En s’aidant d’une analyse de structure génétique réalisée sur 25 populations du moustique Aedes albopictus couvrant l’ensemble des continents, des scientifiques ont montré que l'histoire démographique d'Ae. albopictus a façonné la compétence vectorielle de ces populations. Cette information est essentielle pour mieux estimer les risques d’émergence du chikungunya en Europe.
Qui n’a pas entendu parler du moustique tigre ? L’été est sa saison de prédilection sous nos latitudes. Encore anecdotique en 2004, date de sa détection à Menton dans le sud-est de la France, Aedes albopictus est aujourd’hui présent dans plus de la moitié des départements en France métropolitaine. L’espèce présente une dynamique d’expansion très soutenue en France par rapport aux autres pays européens.
Depuis 2004, date de l’émergence du chikungunya sur l’Île de La Réunion, la communauté des entomologistes a concentré beaucoup d’efforts sur l’étude de cette espèce. En collaboration avec l’Université de Pavia et la Faculté de médecine de Genève, l’Institut Pasteur à Paris et l‘Institut Pasteur de Guadeloupe nous livrent une histoire évolutive de ce moustique tout à fait passionnante. Aedes albopictus est un moustique qui a profité des activités humaines, pour étendre son territoire et être à l’origine des émergences d’arbovirus dont il est le vecteur. Le chikungunya est un virus de la famille des Togaviridés qui, à plusieurs reprises, a affecté différentes parties du monde : 2004 dans l’Océan Indien, 2007 en Afrique, 2007 en Europe, 2011 dans la région Pacifique, et 2013 en Amérique.

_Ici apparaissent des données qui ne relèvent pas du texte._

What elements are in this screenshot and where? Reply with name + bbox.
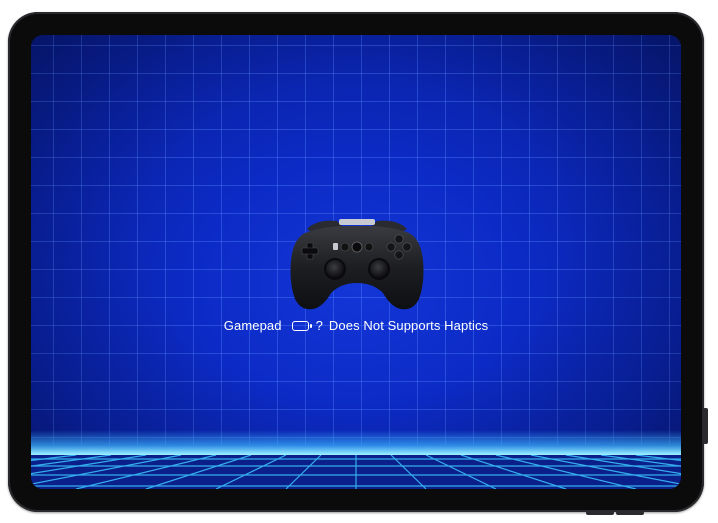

Originaire d’Asie, Ae. albopictus s’est propagé à partir du XVIIIe siècle dans les îles de l’Océan Indien, les îles Hawaii, et dès les années 80, a conquis les régions tempérées, Europe et les Amériques. La capacité de ses œufs à tolérer des basses températures et à résister à la sécheresse donne à ce moustique le privilège de figurer parmi les 100 espèces invasives les plus dangereuses.
En s’aidant d’une analyse de structure génétique réalisée sur 25 populations d’Ae. albopictus couvrant l’ensemble des continents, les scientifiques ont montré que l'histoire démographique d'Ae. albopictus qui résulte d’évènements successifs d’invasions, de diversification et divergence par rapport aux lignées ancestrales, a façonné la compétence vectorielle de ces populations. Ainsi, les interactions spécifiques d’un génotype de moustique et d’un génotype du virus ont influencé la compétence vectorielle d’Ae. albopictus pour le virus du chikungunya selon un processus de coévolution adaptative. Cette information est essentielle pour mieux estimer les risques d’émergence du chikungunya, précisant la forte proximité génétique du moustique du Sud-Est de la France avec celui de l’Ile de la Réunion, où a eu lieu la plus grande épidémie de chikungunya jamais survenue en France, et plus globalement, en Europe.
Représentation géographique de la diffusion mondiale d'Ae. albopictus mettant en évidence la co-ascendance des différentes populations dérivées et l'efficacité de dissémination et de transmission du virus Chikungunya (CHIKV). Crédit : Institut Pasteur.
Source
Vector competence of Aedes albopictus populations for chikungunya virus is shaped by their demographic history, Communications Biology, 24 juin 2020
Anubis Vega-Rúa 1,*, Michele Marconcini 2,*, Yoann Madec 3, Mosè Manni 2,4, Davide Carraretto 2,Ludvik Marcus Gomulski 2, Giuliano Gasperi 2,#, Anna-Bella Failloux 5,# & Anna Rodolfa Malacrida 2,#
1 Laboratory of Vector Control Research, Institut Pasteur of Guadeloupe, 97139 Guadeloupe, France
2 Department of Biology and Biotechnology, University of Pavia, Via Ferrata 9, 27100 Pavia, Italy.
3 Department of Infection and Epidemiology of Emerging Diseases, Institut Pasteur, 25-28 rue du Dr Roux, 75724 Paris, France
4 Department of Genetic Medicine and Development, University of Geneva Medical School, 1 rue Michel-Servet 1211 Genève and Swiss Institute of Bioinformatics, Geneva, Switzerland
5 Department of Virology, Arboviruses and Insect Vectors Unit, Institut Pasteur, 25-28 rue du Dr Roux, 75724 Paris, France.
* These authors contributed equally
# co-last authors
Communications Biology (2020) 3:326 (https://doi.org/10.1038/s42003-020-1046-6)
Cette étude entre dans le cadre de l’axe scientifique prioritaire Maladies infectieuses émergentes du plan stratégique 2019-2023 de l’Institut Pasteur.